I know that you don't use BookPedia, so am doubly appreciative. One thing I have done is create a Smart Group consisting entirely of titles with one or more colon(s). Could your script be made to work on just that subset? There is also a View mode much more like a spreadsheet in columns where - again - splitting, cutting and pasting would be between fields by Tabbing.
In the case of single records, if it were possible to advance the split and paste one record at a time using the appropriate BookPedia Keystroke (not sure that that can be scripted), I suspect that'd also do it!
Yep. That’s why I proposed to order the rows in a way that is independent of recent changes (maybe creation date or somtehing).
But here come another Unknowns into play: how fast is the main window re-ordering the entries?

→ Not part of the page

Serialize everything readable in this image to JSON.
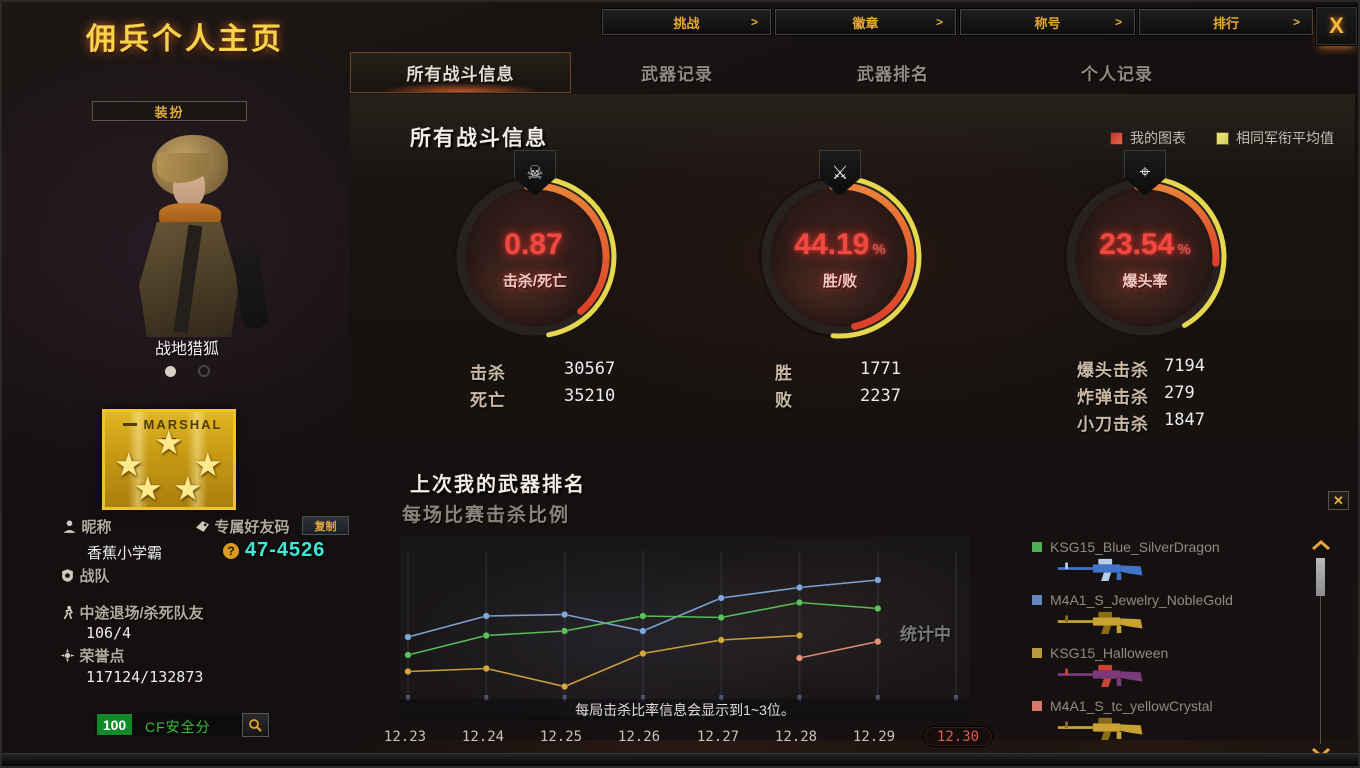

Try to add a pause on some locations. The AppleScript syntax for pause is: delay 1.0 (which means 1s). I would say try to add the delay just before the “repeat”, pretty much at the beginning.
Sure, you don’t want an one-in-all modification of your CSV dump?
You can always correct it afterwards? (And you have your backup anyway…)
PS:
I’m saying this because any GUI actions (via AppleScript or via KM) are unreliable. And, since the app already provides the possibility of a CSV dump, why not use it? The after-works are probably easier than doing the task at once, and one-by-one.
Mark, could you possibly create a separate Book with, say only 100 records, from your master, that we could all have for testing? If so, maybe you could zip it and post somewhere like Dropbox that we could all access.
I've got a RegEx that should work: (?mi)^(.+?):\h*(.+)
I've got an ASObjC RegEx handler that you can use with Tom's script.
Is everyone still working with Tom's original script posted here?